Suku Xhosa sebenarnya amat terbuka dan suka bergaul dengan kelompok masyarakat suku lain. Mereka berinteraksi dengan suku Koi, orang Bushmen dan suku nomaden Afrika. Terkadang untuk berdagang atau saling tukar informasi dan pengetahuan.
Namun orang-orang kulit putih mulai mendesak wilayah kaum Xhosa sehingga menimbulkan konflik. Orang-orang Xhosa tadinya adalah peternak dan petani yang menguasai padang rumput yang luas. Namun orang-orang kulit putih juga beternak dan berladang sehingga sering muncul konflik tanah.

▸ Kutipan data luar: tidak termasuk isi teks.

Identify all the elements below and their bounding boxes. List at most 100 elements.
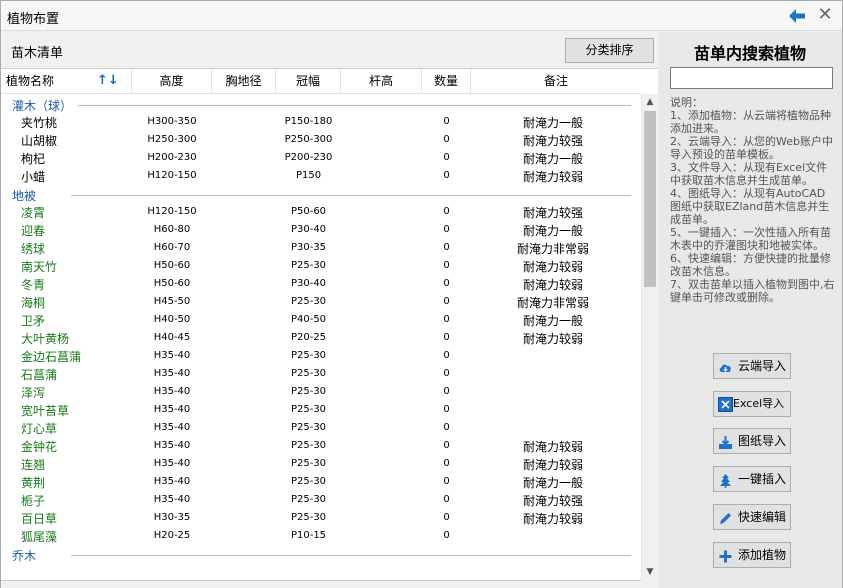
table-row[interactable]: 百日草 H30-35 P25-30 0 耐淹力较弱	[1, 509, 641, 527]
cloud-icon	[718, 359, 733, 374]
crown-cell: P150-180	[284, 116, 333, 127]
table-row[interactable]: 宽叶苔草 H35-40 P25-30 0	[1, 401, 641, 419]
crown-cell: P10-15	[290, 530, 327, 541]
note-cell: 耐淹力一般	[522, 476, 583, 490]
plant-name-cell: 绣球	[21, 242, 46, 256]
cloud-import-button[interactable]: 云端导入	[713, 353, 791, 379]
table-row[interactable]: 山胡椒 H250-300 P250-300 0 耐淹力较强	[1, 131, 641, 149]
tree-icon	[718, 472, 733, 488]
table-row[interactable]: 枸杞 H200-230 P200-230 0 耐淹力一般	[1, 149, 641, 167]
quantity-cell: 0	[443, 440, 450, 451]
note-cell: 耐淹力较弱	[522, 170, 583, 184]
plant-list-panel: 苗木清单 分类排序 植物名称 ↑↓ 高度 胸地径 冠幅 杆高 数量 备注 灌木（…	[1, 32, 658, 588]
column-header-note[interactable]: 备注	[471, 69, 641, 94]
note-cell: 耐淹力非常弱	[516, 242, 589, 256]
note-cell: 耐淹力较弱	[522, 278, 583, 292]
plant-name-cell: 金钟花	[21, 440, 58, 454]
vertical-scrollbar[interactable]: ▲ ▼	[641, 94, 658, 581]
plant-name-cell: 泽泻	[21, 386, 46, 400]
table-row[interactable]: 金边石菖蒲 H35-40 P25-30 0	[1, 347, 641, 365]
column-header-height[interactable]: 高度	[132, 69, 212, 94]
note-cell: 耐淹力非常弱	[516, 296, 589, 310]
table-row[interactable]: 石菖蒲 H35-40 P25-30 0	[1, 365, 641, 383]
table-row[interactable]: 夹竹桃 H300-350 P150-180 0 耐淹力一般	[1, 113, 641, 131]
plant-search-input[interactable]	[670, 67, 833, 89]
quantity-cell: 0	[443, 386, 450, 397]
table-row[interactable]: 金钟花 H35-40 P25-30 0 耐淹力较弱	[1, 437, 641, 455]
plant-name-cell: 宽叶苔草	[21, 404, 70, 418]
table-row[interactable]: 迎春 H60-80 P30-40 0 耐淹力一般	[1, 221, 641, 239]
group-header[interactable]: 乔木	[1, 545, 641, 564]
plant-name-cell: 灯心草	[21, 422, 58, 436]
help-line: 2、云端导入：从您的Web账户中导入预设的苗单模板。	[670, 135, 833, 161]
table-row[interactable]: 狐尾藻 H20-25 P10-15 0	[1, 527, 641, 545]
drawing-import-button[interactable]: 图纸导入	[713, 428, 791, 454]
table-row[interactable]: 泽泻 H35-40 P25-30 0	[1, 383, 641, 401]
table-row[interactable]: 栀子 H35-40 P25-30 0 耐淹力较强	[1, 491, 641, 509]
quantity-cell: 0	[443, 134, 450, 145]
back-arrow-icon[interactable]	[786, 5, 808, 27]
quick-edit-button[interactable]: 快速编辑	[713, 504, 791, 530]
table-row[interactable]: 卫矛 H40-50 P40-50 0 耐淹力一般	[1, 311, 641, 329]
note-cell: 耐淹力一般	[522, 224, 583, 238]
column-header-diameter[interactable]: 胸地径	[212, 69, 276, 94]
crown-cell: P25-30	[290, 494, 327, 505]
table-row[interactable]: 海桐 H45-50 P25-30 0 耐淹力非常弱	[1, 293, 641, 311]
table-row[interactable]: 冬青 H50-60 P30-40 0 耐淹力较弱	[1, 275, 641, 293]
crown-cell: P200-230	[284, 152, 333, 163]
table-row[interactable]: 绣球 H60-70 P30-35 0 耐淹力非常弱	[1, 239, 641, 257]
category-sort-button[interactable]: 分类排序	[565, 38, 654, 63]
quantity-cell: 0	[443, 368, 450, 379]
scroll-up-icon[interactable]: ▲	[642, 94, 658, 111]
scrollbar-thumb[interactable]	[644, 111, 656, 287]
table-row[interactable]: 灯心草 H35-40 P25-30 0	[1, 419, 641, 437]
sort-arrows-icon[interactable]: ↑↓	[97, 69, 119, 93]
group-header[interactable]: 地被	[1, 185, 641, 204]
crown-cell: P250-300	[284, 134, 333, 145]
search-panel-title: 苗单内搜索植物	[693, 44, 806, 63]
scroll-down-icon[interactable]: ▼	[642, 564, 658, 581]
plant-name-cell: 夹竹桃	[21, 116, 58, 130]
excel-import-button[interactable]: Excel导入	[713, 391, 791, 417]
column-header-quantity[interactable]: 数量	[422, 69, 471, 94]
add-plant-button[interactable]: 添加植物	[713, 542, 791, 568]
quantity-cell: 0	[443, 152, 450, 163]
note-cell: 耐淹力较强	[522, 134, 583, 148]
plant-name-cell: 卫矛	[21, 314, 46, 328]
cloud-import-label: 云端导入	[738, 359, 787, 373]
pencil-icon	[718, 510, 733, 525]
plant-name-cell: 石菖蒲	[21, 368, 58, 382]
table-row[interactable]: 大叶黄杨 H40-45 P20-25 0 耐淹力较弱	[1, 329, 641, 347]
crown-cell: P25-30	[290, 368, 327, 379]
excel-import-label: Excel导入	[733, 397, 785, 410]
table-row[interactable]: 黄荆 H35-40 P25-30 0 耐淹力一般	[1, 473, 641, 491]
height-cell: H45-50	[153, 296, 191, 307]
table-body: 灌木（球） 夹竹桃 H300-350 P150-180 0 耐淹力一般 山胡椒 H250-30…	[1, 95, 641, 581]
crown-cell: P25-30	[290, 386, 327, 397]
table-row[interactable]: 凌霄 H120-150 P50-60 0 耐淹力较强	[1, 203, 641, 221]
table-row[interactable]: 南天竹 H50-60 P25-30 0 耐淹力较弱	[1, 257, 641, 275]
close-icon[interactable]: ✕	[815, 5, 835, 25]
column-header-stem-height[interactable]: 杆高	[341, 69, 422, 94]
table-row[interactable]: 连翘 H35-40 P25-30 0 耐淹力较弱	[1, 455, 641, 473]
height-cell: H300-350	[147, 116, 197, 127]
note-cell: 耐淹力一般	[522, 152, 583, 166]
help-line: 5、一键插入：一次性插入所有苗木表中的乔灌图块和地被实体。	[670, 226, 831, 252]
download-icon	[718, 434, 733, 449]
help-line: 7、双击苗单以插入植物到图中,右键单击可修改或删除。	[670, 278, 835, 304]
quantity-cell: 0	[443, 422, 450, 433]
table-row[interactable]: 小蜡 H120-150 P150 0 耐淹力较弱	[1, 167, 641, 185]
height-cell: H40-50	[153, 314, 191, 325]
crown-cell: P25-30	[290, 512, 327, 523]
note-cell: 耐淹力较弱	[522, 458, 583, 472]
column-header-name[interactable]: 植物名称 ↑↓	[1, 69, 132, 94]
column-header-crown[interactable]: 冠幅	[276, 69, 341, 94]
plant-name-cell: 凌霄	[21, 206, 46, 220]
group-header[interactable]: 灌木（球）	[1, 95, 641, 114]
crown-cell: P30-35	[290, 242, 327, 253]
quantity-cell: 0	[443, 116, 450, 127]
height-cell: H50-60	[153, 278, 191, 289]
one-click-insert-button[interactable]: 一键插入	[713, 466, 791, 492]
group-divider	[71, 195, 631, 196]
crown-cell: P25-30	[290, 404, 327, 415]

Pertikaian kedua ras berbeda ini menyulut adu senjata pertama kali di awal tahun 1700-an di sekitar Somerset East. Lantas dalam tahun-tahun berikutnya, konflik semakin meluas setelah terjadi perluasan kolonialisasi eropa di Afrika Selatan. Lalu pada 1700-an akhir, saat orang Indo (perkimpoian silang Afrika- Eropa) melakukan migrasi dari Cape Town ke wilayah Great Fish River di Eastern Cape, mereka semakin memperuncing konflik dengan suku Xhosa.
Selama 20 tahun lebih perang dan konflik semakin menajam. Sampai akhirnya pejuang-pejuang suku Xhosa terlibat perang terbuka dengan orang-orang kulit putih. Pada 1811-1812, suku Xhosa terdesak semakin ke timur oleh pasukan kolonial Inggris dalam perang Third Frontier War.
Lantas di tahun berikutnya, suku Xhosa juga terlibat konflik antar suku Afrika dan terdesak ke barat dalam ekspansi suku Zulu (yang juga membenci orang-orang kulit putih). Akibatnya kehidupan suku Xhosa sangat terjepit. Di satu sisi oleh sesama orang kulit hitam, di sisi lain oleh orang-orang kolonial Eropa.
Kekalahan demi kekalahan dalam pertempuran tombak melawan bedil membuat mereka semakin sengsara. Wabah meluas dan ternak semakin kurus, hasil panen tak mencukupi. Kelaparan pun mengancam. Apalagi dengan munculnya gerakan pembataian hewan ternak tahun 1856 (cattle-killing movement) akibat kepercayaan buta pada ramalan Nongqause seorang gadis belia.
Peristiwa itu nyaris memusnahkan suku dominan kedua terbesar di Afrika Selatan tersebut. Bencana kelaparan dan praktik kanibalisme itu menjadi catatan paling kelam dalam sejarah Afrika Selatan!
Sejak itu Xhosa berupaya bangkit dari keterpurukan. Namun masalah perbudakan dan politik kulit putih membuat mereka menjadi bansga yang tertindas. Hingga kini konflik masih terjadi suku Xhosa masih terlibat konflik politik dengan suku Zulu!